Robert Millikan’s work in the early 20th century provided foundational evidence for the modern understanding of the atom. His most significant contribution to atomic theory was the determination of the precise value of the electric charge carried by a single electron. This measurement established a fundamental constant of nature, proving that electric charge exists not as a continuous fluid but as discrete, quantifiable packets. The accurate calculation of this elementary charge helped transition physics from classical concepts into the modern era of subatomic particles.
The Context of the Electron
Before Millikan’s experiments, the electron was already a recognized particle thanks to the work of J.J. Thomson. In 1897, Thomson’s cathode ray experiments demonstrated the existence of a negatively charged particle approximately 1,800 times lighter than the lightest atom, hydrogen. Through this work, Thomson was able to calculate the electron’s charge-to-mass ratio (\(e/m\)).
This \(e/m\) ratio confirmed the electron was a universal component of matter, regardless of the source material.

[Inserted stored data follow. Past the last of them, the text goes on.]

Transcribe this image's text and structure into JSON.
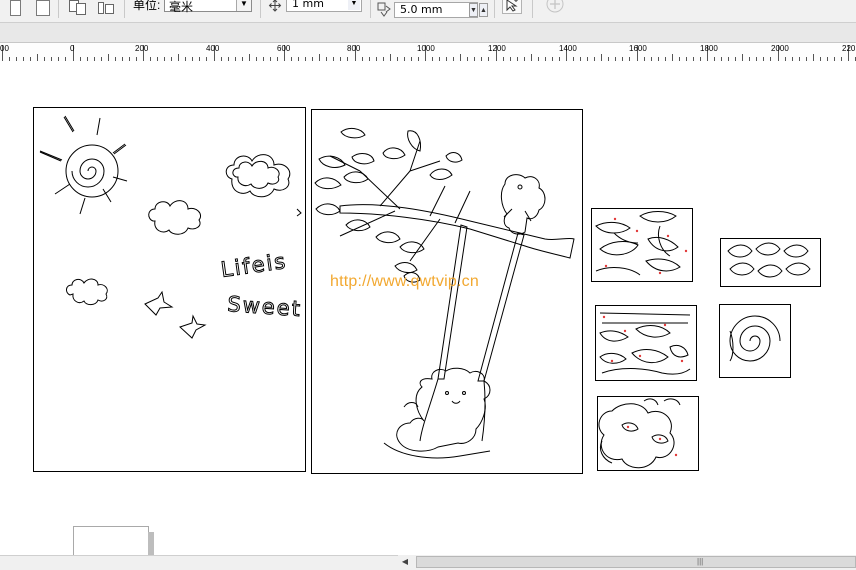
{
  "toolbar": {
    "units_label": "单位:",
    "units_value": "毫米",
    "nudge_value": "1 mm",
    "duplicate_distance": "5.0 mm"
  },
  "ruler": {
    "ticks": [
      "00",
      "0",
      "200",
      "400",
      "600",
      "800",
      "1000",
      "1200",
      "1400",
      "1600",
      "1800",
      "2000",
      "220"
    ]
  },
  "canvas": {
    "watermark": "http://www.qwtvip.cn",
    "text_line_1": "Lifeis",
    "text_line_2": "Sweet"
  },
  "colors": {
    "watermark": "#f2a830",
    "marker": "#e23a3a",
    "outline": "#000000"
  }
}
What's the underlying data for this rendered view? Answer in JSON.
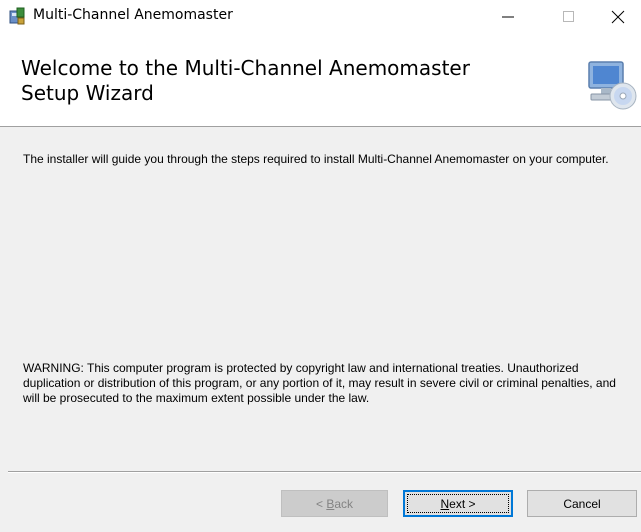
{
  "window": {
    "title": "Multi-Channel Anemomaster",
    "controls": {
      "minimize": "minimize-icon",
      "maximize": "maximize-icon",
      "close": "close-icon"
    }
  },
  "header": {
    "title_line1": "Welcome to the Multi-Channel Anemomaster",
    "title_line2": "Setup Wizard"
  },
  "body": {
    "intro": "The installer will guide you through the steps required to install Multi-Channel Anemomaster on your computer.",
    "warning": "WARNING: This computer program is protected by copyright law and international treaties. Unauthorized duplication or distribution of this program, or any portion of it, may result in severe civil or criminal penalties, and will be prosecuted to the maximum extent possible under the law."
  },
  "buttons": {
    "back": {
      "prefix": "< ",
      "mnemonic": "B",
      "rest": "ack",
      "enabled": false
    },
    "next": {
      "mnemonic": "N",
      "rest": "ext >",
      "enabled": true,
      "default": true
    },
    "cancel": {
      "label": "Cancel",
      "enabled": true
    }
  },
  "colors": {
    "window_bg": "#f0f0f0",
    "header_bg": "#ffffff",
    "accent_border": "#0078d7",
    "disabled_text": "#838383"
  }
}
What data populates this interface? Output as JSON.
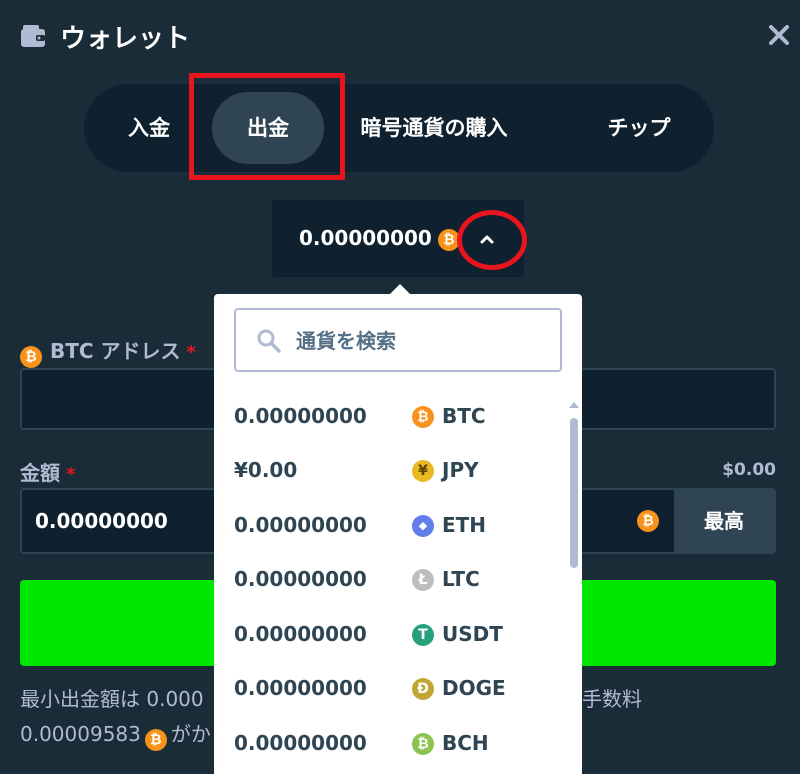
{
  "header": {
    "title": "ウォレット",
    "wallet_icon": "wallet-icon",
    "close_icon": "close-icon"
  },
  "tabs": [
    {
      "label": "入金",
      "active": false
    },
    {
      "label": "出金",
      "active": true
    },
    {
      "label": "暗号通貨の購入",
      "active": false
    },
    {
      "label": "チップ",
      "active": false
    }
  ],
  "balance": {
    "value": "0.00000000",
    "currency_icon": "btc-icon",
    "chevron_icon": "chevron-up-icon"
  },
  "address": {
    "coin_symbol": "₿",
    "label": "BTC アドレス",
    "required_mark": "*",
    "value": ""
  },
  "amount": {
    "label": "金額",
    "required_mark": "*",
    "usd_value": "$0.00",
    "value": "0.00000000",
    "max_label": "最高"
  },
  "note": {
    "line1": "最小出金額は 0.000",
    "line1_right": "手数料",
    "line2_start": "0.00009583",
    "line2_end": "がか"
  },
  "dropdown": {
    "search_placeholder": "通貨を検索",
    "currencies": [
      {
        "amount": "0.00000000",
        "code": "BTC",
        "symbol": "₿",
        "color": "#f7931a"
      },
      {
        "amount": "¥0.00",
        "code": "JPY",
        "symbol": "¥",
        "color": "#e8b923"
      },
      {
        "amount": "0.00000000",
        "code": "ETH",
        "symbol": "◆",
        "color": "#627eea"
      },
      {
        "amount": "0.00000000",
        "code": "LTC",
        "symbol": "Ł",
        "color": "#bebebe"
      },
      {
        "amount": "0.00000000",
        "code": "USDT",
        "symbol": "T",
        "color": "#26a17b"
      },
      {
        "amount": "0.00000000",
        "code": "DOGE",
        "symbol": "Ð",
        "color": "#c2a633"
      },
      {
        "amount": "0.00000000",
        "code": "BCH",
        "symbol": "₿",
        "color": "#8dc351"
      }
    ]
  },
  "colors": {
    "background": "#1a2c38",
    "panel": "#0f212e",
    "accent_green": "#00e701",
    "highlight_red": "#e8141e",
    "btc_orange": "#f7931a"
  }
}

However, knowing the ratio alone was insufficient because neither the individual charge (\(e\)) nor the mass (\(m\)) could be determined separately. Scientists lacked the specific numerical value for its charge, which was necessary to fully incorporate the electron into a physical model of the atom. Millikan sought to isolate and measure the magnitude of the electron’s charge directly.
The Oil Drop Experiment
To resolve the unknown value of the electron’s charge, Millikan developed the oil drop experiment around 1909. The setup consisted of a pair of horizontal, parallel metal plates separated by a small distance, creating a uniform electric field when a voltage was applied. A fine mist of non-evaporating oil droplets fell through a small hole in the top plate into the chamber.
The oil droplets acquired an electric charge, typically through friction or by passing X-rays through the air to ionize gas molecules. Millikan used a viewing telescope to observe the motion of a single, illuminated oil droplet. The experiment involved a two-step process to calculate the charge on the droplet.
The first step was conducted with the electric field turned off, allowing the droplet to fall solely under the influence of gravity and air resistance. The droplet quickly reached a constant terminal velocity, measured by timing its fall over a fixed distance. This measurement, combined with the known viscosity of air and the density of the oil, allowed Millikan to calculate the mass and radius of the droplet.
In the second step, the electric field was turned on and adjusted until the upward electric force exactly balanced the downward force of gravity. In this suspended state, the electric force was equated to the gravitational force, allowing Millikan to calculate the total electric charge (\(q\)) on the oil droplet. He repeated this measurement for thousands of individual droplets.
Quantifying the Elementary Charge
The analysis of the collected data revealed that the calculated charge on every oil droplet was always an integer multiple of a smallest, common value. No droplet carried a fractional charge or a charge smaller than this minimum unit. This smallest, indivisible unit of charge was defined as the elementary charge, \(e\), representing the magnitude of the charge on a single electron.
Millikan’s value for the elementary charge was determined to be approximately \(1.602 \times 10^{-19}\) Coulombs, a figure close to the currently accepted constant. This finding provided the first experimental proof that electric charge is quantized, meaning it exists in discrete packets rather than as a continuous quantity.
With the value of \(e\) known, scientists combined it with Thomson’s charge-to-mass ratio (\(e/m\)) to calculate the electron’s mass (\(m\)) for the first time. The mass was confirmed to be about \(9.10 \times 10^{-31}\) kilograms. By accurately quantifying the electron’s charge and mass, Millikan’s work cemented the particle’s status as a fundamental constituent of the atom.